Protein-coding gene in the species Homo sapiens

HLA class II histocompatibility antigen, DRB1 beta chain is a protein that in humans is encoded by the HLA-DRB1 gene. DRB1 encodes the most prevalent beta subunit of HLA-DR. DRB1 alleles, especially those encoding amino acid sequence changes at positions 11 and 13, are associated risk of rheumatoid arthritis.

== Function ==
The protein encoded by this gene belongs to the HLA class II beta chain paralogues. The class II molecule is a heterodimer consisting of an alpha (DRA) and a beta chain (DRB), both anchored in the membrane. It plays a central role in the immune system by presenting peptides derived from extracellular proteins to T helper cells. Class II molecules are constitutively expressed in professional antigen-presenting cells (APC: B lymphocytes, dendritic cells, macrophages), and could be induced in non-professional APCs.

There is evidence it is associated with reduced severity of COVID-19 disease.

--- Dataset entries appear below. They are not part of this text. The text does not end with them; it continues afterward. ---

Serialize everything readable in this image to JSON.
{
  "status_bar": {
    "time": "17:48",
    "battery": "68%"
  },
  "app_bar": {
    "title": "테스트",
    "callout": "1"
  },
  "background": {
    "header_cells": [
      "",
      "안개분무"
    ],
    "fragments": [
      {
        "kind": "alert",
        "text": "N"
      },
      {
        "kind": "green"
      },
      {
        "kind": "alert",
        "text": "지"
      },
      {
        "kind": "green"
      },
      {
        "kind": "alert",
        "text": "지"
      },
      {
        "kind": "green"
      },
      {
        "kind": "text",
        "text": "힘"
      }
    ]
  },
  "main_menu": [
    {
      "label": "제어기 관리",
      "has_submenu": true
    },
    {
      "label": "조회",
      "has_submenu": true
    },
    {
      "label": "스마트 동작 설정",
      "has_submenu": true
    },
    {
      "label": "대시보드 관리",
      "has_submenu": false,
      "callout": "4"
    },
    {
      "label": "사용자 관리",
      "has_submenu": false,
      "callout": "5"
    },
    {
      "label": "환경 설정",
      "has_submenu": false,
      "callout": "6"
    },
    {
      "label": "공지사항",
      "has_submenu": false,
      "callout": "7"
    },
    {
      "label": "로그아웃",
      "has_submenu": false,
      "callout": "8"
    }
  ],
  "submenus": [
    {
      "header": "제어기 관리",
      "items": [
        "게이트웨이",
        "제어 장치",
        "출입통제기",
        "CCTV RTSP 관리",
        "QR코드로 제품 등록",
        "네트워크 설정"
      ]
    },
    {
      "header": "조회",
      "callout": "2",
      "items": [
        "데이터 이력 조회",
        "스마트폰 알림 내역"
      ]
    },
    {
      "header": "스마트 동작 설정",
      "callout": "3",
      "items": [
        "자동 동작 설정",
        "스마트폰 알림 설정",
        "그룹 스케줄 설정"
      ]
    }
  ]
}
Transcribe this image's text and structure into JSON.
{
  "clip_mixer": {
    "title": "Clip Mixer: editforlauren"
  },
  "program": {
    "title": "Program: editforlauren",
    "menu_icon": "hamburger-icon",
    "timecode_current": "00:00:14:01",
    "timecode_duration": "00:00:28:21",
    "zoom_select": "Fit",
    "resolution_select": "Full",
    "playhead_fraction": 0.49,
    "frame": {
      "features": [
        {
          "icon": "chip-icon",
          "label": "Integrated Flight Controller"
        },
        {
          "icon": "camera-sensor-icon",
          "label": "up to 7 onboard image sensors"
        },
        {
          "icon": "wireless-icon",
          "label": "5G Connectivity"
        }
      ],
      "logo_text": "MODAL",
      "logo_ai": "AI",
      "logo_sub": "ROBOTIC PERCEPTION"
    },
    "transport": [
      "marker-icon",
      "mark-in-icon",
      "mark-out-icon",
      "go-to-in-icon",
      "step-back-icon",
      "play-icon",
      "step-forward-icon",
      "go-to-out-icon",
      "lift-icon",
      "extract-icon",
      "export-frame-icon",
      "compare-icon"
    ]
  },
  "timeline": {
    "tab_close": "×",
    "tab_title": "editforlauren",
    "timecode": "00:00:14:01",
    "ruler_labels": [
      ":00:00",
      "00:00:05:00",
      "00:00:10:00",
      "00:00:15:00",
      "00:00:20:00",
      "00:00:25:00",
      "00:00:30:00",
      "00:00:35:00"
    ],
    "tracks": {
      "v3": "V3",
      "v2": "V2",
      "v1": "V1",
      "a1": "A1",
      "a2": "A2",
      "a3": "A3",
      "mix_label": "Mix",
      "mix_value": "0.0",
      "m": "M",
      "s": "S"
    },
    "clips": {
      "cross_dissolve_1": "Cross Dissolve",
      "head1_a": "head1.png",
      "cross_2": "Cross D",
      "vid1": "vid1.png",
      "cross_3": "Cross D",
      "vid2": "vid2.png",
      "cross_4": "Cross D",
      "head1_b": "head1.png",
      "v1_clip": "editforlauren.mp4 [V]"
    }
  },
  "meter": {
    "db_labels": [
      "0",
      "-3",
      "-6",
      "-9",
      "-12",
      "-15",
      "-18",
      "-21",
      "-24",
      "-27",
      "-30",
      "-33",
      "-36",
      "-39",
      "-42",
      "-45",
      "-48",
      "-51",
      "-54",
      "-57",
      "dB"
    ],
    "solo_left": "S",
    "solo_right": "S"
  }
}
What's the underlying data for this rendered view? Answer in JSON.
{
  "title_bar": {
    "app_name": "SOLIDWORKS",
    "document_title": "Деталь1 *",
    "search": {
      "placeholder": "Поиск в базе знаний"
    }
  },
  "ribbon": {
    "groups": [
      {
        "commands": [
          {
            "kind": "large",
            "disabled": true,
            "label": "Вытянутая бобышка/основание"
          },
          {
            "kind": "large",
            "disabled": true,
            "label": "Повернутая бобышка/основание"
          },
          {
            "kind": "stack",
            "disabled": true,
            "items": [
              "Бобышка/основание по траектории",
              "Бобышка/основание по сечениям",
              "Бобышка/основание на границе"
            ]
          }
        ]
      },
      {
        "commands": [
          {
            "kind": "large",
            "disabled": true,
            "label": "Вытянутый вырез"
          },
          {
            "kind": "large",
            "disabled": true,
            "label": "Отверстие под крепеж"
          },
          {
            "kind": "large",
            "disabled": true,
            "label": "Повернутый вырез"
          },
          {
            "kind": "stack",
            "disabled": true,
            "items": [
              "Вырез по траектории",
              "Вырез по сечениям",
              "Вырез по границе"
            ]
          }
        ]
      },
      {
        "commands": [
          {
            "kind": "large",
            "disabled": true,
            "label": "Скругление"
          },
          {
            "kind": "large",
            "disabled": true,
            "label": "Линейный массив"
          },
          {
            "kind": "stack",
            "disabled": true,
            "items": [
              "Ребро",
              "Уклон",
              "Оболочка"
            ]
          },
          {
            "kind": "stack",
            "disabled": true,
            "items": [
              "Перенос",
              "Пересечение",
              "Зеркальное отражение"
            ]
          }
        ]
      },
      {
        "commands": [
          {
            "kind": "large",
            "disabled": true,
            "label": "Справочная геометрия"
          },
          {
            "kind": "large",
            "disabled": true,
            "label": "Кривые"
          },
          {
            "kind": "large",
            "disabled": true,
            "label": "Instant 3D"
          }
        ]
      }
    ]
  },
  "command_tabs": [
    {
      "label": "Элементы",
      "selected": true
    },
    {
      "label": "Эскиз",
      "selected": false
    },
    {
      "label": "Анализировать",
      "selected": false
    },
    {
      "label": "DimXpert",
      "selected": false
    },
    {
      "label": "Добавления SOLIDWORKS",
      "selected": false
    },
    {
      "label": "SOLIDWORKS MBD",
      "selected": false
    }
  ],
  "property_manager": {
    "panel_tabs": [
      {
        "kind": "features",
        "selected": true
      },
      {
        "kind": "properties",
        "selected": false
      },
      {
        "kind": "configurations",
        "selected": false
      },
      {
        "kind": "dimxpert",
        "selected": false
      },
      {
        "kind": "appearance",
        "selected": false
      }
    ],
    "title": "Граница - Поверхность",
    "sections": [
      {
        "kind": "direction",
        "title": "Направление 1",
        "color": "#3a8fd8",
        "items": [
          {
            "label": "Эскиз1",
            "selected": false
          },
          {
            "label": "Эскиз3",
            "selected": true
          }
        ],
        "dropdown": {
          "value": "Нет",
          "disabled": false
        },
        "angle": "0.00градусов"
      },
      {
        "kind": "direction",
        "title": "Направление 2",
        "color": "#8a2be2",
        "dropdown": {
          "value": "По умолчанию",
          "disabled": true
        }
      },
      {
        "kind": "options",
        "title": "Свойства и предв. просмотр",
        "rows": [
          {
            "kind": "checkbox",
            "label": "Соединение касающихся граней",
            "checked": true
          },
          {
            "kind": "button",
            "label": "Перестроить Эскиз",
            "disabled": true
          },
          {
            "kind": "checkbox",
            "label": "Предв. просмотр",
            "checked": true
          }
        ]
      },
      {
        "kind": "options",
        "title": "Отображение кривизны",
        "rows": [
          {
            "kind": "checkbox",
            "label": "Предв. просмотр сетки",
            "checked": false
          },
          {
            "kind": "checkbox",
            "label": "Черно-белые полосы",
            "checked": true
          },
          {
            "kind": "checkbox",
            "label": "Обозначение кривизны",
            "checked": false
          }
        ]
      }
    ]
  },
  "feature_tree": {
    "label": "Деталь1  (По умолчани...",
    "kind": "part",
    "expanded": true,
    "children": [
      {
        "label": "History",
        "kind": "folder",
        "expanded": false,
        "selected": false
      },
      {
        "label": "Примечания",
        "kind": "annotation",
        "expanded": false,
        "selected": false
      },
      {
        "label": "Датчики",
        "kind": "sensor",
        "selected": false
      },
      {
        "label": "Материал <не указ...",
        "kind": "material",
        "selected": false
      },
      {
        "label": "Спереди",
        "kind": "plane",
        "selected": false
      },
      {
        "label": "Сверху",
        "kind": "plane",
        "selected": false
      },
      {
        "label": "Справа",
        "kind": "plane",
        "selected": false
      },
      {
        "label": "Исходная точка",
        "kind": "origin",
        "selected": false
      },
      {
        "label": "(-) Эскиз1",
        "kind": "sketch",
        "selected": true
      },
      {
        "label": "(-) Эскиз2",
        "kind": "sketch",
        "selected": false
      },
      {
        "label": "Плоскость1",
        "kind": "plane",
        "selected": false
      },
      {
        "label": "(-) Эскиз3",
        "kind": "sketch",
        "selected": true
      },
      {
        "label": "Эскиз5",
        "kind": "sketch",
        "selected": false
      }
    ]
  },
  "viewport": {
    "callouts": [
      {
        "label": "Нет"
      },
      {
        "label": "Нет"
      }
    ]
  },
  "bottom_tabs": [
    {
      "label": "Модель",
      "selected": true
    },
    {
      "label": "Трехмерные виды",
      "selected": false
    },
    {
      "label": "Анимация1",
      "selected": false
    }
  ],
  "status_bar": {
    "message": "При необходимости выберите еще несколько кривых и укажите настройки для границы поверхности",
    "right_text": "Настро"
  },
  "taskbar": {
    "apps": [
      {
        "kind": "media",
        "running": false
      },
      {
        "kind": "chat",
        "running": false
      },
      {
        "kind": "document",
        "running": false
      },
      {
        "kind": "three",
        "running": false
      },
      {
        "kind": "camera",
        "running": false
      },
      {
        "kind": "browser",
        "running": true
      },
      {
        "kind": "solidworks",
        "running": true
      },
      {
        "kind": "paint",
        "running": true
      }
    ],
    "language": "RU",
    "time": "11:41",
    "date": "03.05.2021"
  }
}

== Gene structure and polymorphisms ==
The beta chain is approximately 26-28 kDa. It is encoded by 6 exons, exon one encodes the leader peptide, exons 2 and 3 encode the two extracellular domains, exon 4 encodes the transmembrane domain and exon 5 encodes the cytoplasmic tail. Within the DR molecule the beta chain contains all the polymorphisms specifying the peptide binding specificities. To date, more than 3,700 HLA-DRB1 alleles have been described and made publicly available in the IPD-IMGT/HLA Database. HLA typing for these polymorphisms is routinely done for bone marrow and kidney transplantation.

== Gene expression ==
DRB1 is expressed at a level five times higher than its paralogues DRB3, DRB4 and DRB5. DRB1 is present in all individuals. Allelic variants of DRB1 are linked with either none or one of the genes DRB3, DRB4 and DRB5. There are 5 related pseudogenes: DRB2, DRB6, DRB7, DRB8 and DRB9.

Prevalence of the HLA-DRB1*10:01 allele was greatly increased in people with anti-IgLON5 disease.